Invitation to screening, the exposure, was defined by the woman’s birth cohort and county of residence at the date of diagnosis (see Supplementary Data for details). Because the date of diagnosis was set to the fifteenth day of a given month, we could not determine whether a diagnosis was made before or after the initiation of screening in the month of implementation. Therefore, we excluded the month of implementation and assigned the following month to be the start of screening. Although screening rounds were defined to last 24 months, in practice the first rounds were prolonged in some counties and shortened in others (Falk, 2014).

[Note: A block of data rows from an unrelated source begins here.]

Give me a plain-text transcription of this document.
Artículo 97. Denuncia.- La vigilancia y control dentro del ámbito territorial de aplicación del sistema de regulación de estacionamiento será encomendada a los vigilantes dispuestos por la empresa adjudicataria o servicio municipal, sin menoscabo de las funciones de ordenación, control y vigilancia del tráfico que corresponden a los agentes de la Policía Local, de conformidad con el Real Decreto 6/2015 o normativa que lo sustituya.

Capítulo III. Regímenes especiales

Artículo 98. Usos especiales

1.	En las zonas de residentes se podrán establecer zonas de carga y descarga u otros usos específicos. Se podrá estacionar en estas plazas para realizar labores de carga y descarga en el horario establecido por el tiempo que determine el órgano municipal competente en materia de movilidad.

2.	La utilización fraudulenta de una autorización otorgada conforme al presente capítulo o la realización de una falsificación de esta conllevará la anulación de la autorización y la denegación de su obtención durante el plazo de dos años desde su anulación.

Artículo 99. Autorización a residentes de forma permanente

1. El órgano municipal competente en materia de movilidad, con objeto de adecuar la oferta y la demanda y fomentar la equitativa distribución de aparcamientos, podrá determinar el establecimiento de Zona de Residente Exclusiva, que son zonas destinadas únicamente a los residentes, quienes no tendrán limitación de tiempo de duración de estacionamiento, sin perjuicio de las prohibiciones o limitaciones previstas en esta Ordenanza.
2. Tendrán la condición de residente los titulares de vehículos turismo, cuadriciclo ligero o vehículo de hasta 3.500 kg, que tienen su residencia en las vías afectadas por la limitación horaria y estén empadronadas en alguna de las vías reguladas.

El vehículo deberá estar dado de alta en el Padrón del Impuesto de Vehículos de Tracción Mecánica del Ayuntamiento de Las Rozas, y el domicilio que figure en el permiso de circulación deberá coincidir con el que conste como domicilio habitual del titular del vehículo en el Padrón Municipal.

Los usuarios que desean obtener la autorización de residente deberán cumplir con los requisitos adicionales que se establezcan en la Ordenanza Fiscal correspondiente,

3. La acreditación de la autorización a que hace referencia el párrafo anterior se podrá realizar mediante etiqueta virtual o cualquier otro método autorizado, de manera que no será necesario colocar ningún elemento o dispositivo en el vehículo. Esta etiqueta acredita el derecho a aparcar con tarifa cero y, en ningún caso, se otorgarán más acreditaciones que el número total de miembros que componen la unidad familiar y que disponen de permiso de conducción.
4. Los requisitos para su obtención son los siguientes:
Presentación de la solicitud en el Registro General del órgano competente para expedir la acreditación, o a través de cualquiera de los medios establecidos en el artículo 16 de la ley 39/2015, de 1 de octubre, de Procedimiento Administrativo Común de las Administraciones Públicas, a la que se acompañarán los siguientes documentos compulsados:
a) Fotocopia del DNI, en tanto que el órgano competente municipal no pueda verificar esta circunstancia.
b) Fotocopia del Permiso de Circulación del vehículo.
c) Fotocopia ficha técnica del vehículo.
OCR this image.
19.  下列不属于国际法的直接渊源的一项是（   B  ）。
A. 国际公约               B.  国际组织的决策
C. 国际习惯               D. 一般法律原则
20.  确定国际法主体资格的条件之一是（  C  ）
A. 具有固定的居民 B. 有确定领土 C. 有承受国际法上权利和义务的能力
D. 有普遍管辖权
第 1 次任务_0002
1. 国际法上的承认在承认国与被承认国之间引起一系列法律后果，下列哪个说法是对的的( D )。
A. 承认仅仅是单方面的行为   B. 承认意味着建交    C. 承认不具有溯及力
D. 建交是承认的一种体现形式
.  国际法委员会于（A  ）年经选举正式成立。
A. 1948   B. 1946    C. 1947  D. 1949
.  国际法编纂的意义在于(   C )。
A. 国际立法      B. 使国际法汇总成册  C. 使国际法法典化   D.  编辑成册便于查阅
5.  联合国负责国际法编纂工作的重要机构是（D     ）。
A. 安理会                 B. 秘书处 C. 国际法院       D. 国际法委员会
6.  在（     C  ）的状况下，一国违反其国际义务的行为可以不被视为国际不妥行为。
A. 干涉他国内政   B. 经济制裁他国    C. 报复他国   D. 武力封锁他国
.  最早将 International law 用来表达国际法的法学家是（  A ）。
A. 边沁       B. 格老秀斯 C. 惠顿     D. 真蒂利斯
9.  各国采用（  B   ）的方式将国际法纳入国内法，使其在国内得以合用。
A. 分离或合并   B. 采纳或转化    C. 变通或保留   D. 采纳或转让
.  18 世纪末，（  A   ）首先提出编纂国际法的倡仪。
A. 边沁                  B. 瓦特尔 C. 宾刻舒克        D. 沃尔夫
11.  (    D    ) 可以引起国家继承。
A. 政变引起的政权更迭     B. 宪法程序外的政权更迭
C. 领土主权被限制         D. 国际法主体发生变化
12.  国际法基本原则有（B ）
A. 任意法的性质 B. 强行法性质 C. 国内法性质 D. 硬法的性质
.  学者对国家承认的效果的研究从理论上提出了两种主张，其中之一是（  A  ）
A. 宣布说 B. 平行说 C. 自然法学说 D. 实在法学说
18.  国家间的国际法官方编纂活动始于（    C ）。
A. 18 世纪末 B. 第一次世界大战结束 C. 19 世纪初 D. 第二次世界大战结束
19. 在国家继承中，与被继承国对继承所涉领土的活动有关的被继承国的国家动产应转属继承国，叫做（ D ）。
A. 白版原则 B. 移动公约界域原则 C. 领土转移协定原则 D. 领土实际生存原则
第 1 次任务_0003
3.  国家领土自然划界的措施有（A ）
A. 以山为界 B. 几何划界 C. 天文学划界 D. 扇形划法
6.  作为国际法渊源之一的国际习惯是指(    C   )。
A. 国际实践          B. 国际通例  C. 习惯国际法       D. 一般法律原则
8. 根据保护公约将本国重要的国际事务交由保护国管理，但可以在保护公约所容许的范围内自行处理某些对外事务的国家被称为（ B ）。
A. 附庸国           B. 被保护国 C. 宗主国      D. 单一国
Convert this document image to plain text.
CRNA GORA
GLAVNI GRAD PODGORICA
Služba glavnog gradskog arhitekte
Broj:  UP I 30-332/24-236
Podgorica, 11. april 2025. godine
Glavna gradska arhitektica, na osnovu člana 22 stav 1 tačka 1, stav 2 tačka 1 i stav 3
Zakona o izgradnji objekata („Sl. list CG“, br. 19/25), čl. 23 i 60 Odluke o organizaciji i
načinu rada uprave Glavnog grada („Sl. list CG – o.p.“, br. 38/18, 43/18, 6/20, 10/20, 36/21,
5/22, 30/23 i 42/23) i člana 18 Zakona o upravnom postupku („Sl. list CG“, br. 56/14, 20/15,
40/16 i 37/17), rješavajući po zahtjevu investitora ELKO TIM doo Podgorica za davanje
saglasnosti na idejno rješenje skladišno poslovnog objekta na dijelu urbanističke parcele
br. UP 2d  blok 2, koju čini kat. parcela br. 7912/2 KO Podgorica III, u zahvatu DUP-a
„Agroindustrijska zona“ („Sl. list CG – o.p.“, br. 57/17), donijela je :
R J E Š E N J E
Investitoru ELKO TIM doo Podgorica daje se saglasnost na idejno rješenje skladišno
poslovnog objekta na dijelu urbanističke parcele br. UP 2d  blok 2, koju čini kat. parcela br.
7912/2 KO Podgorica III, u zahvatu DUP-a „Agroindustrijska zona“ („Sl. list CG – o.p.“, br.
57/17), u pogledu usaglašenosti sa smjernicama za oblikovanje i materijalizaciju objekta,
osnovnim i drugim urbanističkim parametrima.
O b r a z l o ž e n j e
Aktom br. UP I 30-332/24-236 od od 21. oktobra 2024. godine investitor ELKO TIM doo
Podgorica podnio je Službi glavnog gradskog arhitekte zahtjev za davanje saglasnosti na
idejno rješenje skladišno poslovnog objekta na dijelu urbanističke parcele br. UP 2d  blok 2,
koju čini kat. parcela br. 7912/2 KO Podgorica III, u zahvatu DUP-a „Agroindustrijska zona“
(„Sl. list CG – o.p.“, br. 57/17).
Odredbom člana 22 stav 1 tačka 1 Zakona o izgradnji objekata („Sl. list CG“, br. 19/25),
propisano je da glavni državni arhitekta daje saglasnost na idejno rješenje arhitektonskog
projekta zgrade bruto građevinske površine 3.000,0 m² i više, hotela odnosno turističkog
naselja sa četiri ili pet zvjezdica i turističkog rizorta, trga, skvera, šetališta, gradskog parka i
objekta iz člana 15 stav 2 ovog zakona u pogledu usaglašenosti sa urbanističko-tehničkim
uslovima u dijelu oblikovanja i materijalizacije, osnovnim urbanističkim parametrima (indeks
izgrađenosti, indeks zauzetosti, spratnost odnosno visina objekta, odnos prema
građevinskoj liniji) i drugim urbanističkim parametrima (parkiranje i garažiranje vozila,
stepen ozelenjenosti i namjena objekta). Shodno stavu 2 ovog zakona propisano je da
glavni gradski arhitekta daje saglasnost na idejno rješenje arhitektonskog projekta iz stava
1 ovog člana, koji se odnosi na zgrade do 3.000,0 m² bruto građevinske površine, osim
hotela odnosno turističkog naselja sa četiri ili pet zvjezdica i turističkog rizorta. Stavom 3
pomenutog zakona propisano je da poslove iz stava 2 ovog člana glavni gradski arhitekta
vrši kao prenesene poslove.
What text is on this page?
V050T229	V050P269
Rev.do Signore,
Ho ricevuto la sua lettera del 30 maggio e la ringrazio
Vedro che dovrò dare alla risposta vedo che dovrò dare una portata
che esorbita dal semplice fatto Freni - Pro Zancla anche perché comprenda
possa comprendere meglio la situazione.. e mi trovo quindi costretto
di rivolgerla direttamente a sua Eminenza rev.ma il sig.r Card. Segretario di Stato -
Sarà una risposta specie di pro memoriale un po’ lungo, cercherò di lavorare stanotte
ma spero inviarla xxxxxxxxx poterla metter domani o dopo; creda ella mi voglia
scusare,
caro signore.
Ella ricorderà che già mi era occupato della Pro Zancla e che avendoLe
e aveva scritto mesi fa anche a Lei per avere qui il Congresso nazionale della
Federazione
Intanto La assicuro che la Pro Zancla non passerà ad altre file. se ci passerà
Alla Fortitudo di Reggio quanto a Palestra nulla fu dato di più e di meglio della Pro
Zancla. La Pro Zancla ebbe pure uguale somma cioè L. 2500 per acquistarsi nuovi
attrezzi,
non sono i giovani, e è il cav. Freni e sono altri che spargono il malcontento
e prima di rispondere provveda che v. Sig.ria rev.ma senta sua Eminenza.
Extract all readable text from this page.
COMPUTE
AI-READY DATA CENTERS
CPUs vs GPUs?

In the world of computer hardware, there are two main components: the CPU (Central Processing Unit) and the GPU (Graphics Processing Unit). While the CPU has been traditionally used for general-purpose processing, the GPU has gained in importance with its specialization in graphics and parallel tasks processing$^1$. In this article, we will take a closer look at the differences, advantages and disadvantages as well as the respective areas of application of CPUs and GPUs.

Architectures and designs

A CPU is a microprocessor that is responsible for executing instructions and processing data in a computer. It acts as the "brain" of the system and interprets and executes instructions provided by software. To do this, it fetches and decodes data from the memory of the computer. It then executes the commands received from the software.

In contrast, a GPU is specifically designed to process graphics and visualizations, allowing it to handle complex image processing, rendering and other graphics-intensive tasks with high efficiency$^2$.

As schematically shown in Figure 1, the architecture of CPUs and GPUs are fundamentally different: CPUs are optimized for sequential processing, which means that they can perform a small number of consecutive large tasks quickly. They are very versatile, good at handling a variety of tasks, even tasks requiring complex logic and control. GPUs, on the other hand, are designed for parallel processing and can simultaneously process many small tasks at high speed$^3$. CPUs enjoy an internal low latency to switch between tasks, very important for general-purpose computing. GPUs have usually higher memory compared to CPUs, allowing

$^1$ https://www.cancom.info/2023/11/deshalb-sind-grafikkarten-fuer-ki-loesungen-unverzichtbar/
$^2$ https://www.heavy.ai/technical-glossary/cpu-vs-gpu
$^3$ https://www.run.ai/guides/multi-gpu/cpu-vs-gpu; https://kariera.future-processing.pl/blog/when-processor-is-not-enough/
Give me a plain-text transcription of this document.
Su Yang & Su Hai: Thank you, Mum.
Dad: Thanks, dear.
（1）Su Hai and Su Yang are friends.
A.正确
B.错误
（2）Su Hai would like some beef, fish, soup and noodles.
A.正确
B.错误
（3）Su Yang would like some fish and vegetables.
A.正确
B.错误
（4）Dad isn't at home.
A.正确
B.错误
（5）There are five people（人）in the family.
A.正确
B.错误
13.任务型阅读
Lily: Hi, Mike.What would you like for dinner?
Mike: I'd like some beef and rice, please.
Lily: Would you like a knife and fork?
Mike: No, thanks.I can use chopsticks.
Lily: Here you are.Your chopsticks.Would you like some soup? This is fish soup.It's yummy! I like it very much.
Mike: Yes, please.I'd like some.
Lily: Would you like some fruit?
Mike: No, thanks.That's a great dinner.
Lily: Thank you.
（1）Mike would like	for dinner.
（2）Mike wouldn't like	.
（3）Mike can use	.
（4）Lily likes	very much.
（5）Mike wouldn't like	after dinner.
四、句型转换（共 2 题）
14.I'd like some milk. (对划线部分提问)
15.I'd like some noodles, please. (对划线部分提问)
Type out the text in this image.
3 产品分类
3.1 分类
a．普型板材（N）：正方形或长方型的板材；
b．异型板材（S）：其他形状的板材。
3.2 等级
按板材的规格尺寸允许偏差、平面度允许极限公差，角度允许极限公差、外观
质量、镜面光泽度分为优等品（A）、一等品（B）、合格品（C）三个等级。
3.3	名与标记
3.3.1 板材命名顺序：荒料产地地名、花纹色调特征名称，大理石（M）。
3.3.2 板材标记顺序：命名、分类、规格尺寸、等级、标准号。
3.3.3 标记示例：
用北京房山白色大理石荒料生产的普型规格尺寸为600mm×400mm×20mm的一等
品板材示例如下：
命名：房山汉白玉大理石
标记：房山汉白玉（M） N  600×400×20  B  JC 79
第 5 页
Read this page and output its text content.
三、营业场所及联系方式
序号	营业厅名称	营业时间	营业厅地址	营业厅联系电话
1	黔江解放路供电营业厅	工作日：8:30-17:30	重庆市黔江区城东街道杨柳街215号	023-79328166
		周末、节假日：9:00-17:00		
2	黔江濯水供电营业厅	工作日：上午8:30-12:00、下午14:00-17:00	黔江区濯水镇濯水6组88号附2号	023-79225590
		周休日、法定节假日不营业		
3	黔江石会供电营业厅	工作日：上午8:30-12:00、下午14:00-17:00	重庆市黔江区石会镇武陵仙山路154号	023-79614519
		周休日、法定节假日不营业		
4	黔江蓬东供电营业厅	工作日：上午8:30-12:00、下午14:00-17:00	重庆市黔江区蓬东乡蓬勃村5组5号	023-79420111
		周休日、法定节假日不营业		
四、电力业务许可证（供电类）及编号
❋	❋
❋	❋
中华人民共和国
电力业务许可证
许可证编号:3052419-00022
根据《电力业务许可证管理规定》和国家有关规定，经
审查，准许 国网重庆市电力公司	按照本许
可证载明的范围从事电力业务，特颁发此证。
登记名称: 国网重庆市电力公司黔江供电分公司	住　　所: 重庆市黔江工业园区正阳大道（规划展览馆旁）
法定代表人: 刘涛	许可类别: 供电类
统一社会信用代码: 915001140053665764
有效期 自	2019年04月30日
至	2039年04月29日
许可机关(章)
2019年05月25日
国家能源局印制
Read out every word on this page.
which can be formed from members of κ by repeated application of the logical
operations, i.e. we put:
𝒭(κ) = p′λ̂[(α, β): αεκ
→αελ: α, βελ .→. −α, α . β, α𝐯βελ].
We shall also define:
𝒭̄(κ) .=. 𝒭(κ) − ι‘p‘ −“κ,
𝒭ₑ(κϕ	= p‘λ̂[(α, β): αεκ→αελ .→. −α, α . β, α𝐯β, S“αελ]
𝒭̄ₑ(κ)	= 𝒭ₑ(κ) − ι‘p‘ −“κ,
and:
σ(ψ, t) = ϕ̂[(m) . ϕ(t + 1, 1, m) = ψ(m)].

For each county, we constructed a unique pattern of four groups: a screening group, a historic group, a younger group, and a younger historic group (Figure 1A). The dotted vertical line indicates implementation date of screening and varies among counties according to the actual month of implementation. The two upper jagged lines indicate eligibility for screening based on birth cohorts, rather than age groups, and 2-year screening rounds. This pattern was replicated in the younger and younger historic groups to ensure balanced groups.

Figure 1
figure 1

Study design illustrated for the county of Oslo, where screening was introduced on 8 January 1996. Women are eligible for screening based on birth cohorts and programme start. Younger, ineligible women are below the age of screening. (A) Follow-up ends at the upper age limit for screening. (B) Follow-up of birth cohorts is continued to include the compensatory drop.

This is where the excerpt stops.